Over the years I’ve been asked to
contribute a Christmas story to a variety of publications. In the next few days
I’ll feature some of them. Here is ‘Outcast’
which was published in Outpost
magazine in 1989. It is one of 21 stories in Nourish a Blind Life, my second collection of stories., here
OUTCAST
She came out of the godforsaken planet’s seasonal mists, struggling under her immense weight. She wasn’t welcome.
Abraham Hertzog
didn’t like company. That’s why he had settled in this inhospitable place, a
last fuelling stop at the rim of the galaxy: a bleak station, where sand and
dust vied with alien plants, neither succeeding for long to cling onto the
barren rocky landscape. Planetary storms were too frequent.
Which reminded him: he was due to telecast Headquarters. It was a full 3 months since he last ordered victuals.
His metal shack
abutted onto the side of a towering ultramarine cliff. The rock was heavily pitted,
from recent meteor showers and severe gales: he used the nearest caves for
storage. But now stocks were running low.
He squinted out the porthole, past the thousand-meter landing pad, the fuelling depot and its attendant robot-mechanics.
As the green
six-legged creature stumbled onto the tarmac, a robot wheeled solicitously
toward her and helped her to large ungainly feet. Even from this distance,
Abraham could detect the gratefulness in her protruding eyes. They were so
damned trusting!
Perhaps that was why he didn’t want to see her?
Guilt?
Not a thousand kilometres to the west there had been a luxuriant mauve forest, sprouting from purple springy grass. Now there were just a few tree-stumps; the rest was overbuilt by settlers. When mankind seeded the stars, he also brought diseases, pollution, greed, prejudices and weapons... The aliens were decimated, the survivors now outcasts on their own planet.
The robot helped
the creature to the door, which chimed.
‘Just a minute,’ Abraham called, ‘Oy veh!’
The airlock
whispered and he stepped out of the air-conditioned atmosphere onto the metal
veranda. The air was thick with dust, the ozone crackling. ‘What is it?’
But he needn’t ask. The pregnant creature was exhausted, and near term.
Against his
better judgement, he directed the robot to bring her round the back and made
room in the half-empty storage cave.
‘Stay here with her,’ he instructed the robot, ‘while I get some halvah.’
Later, as he
dialled Headquarters about those victuals, he looked out the rear port.

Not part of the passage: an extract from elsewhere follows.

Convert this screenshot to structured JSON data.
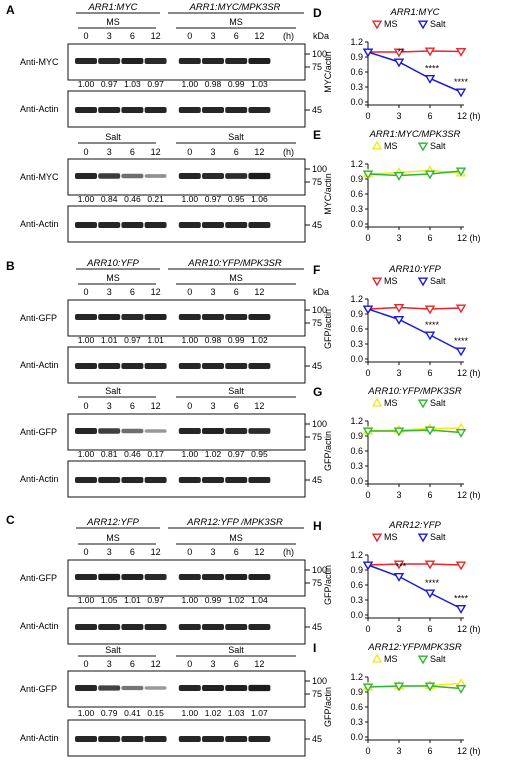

The creature had managed a guttural approximation of English: her name was Yram; she had voraciously devoured his offered confection and now lay contented, watched by a number of mechanic and haulage robots. His attention was suddenly drawn to the green bundle of limbs swathed in sacking as the telecast speaker announced: ‘Merry Christmas, Abe!’
And he looked up
at a star, twinkling overhead, brighter than any he’d seen on his journeys
through the Milky Way.
‘Yes, of course. It would be, wouldn’t it?’ he mused and realised that perhaps this planet wasn’t God-forsaken after all.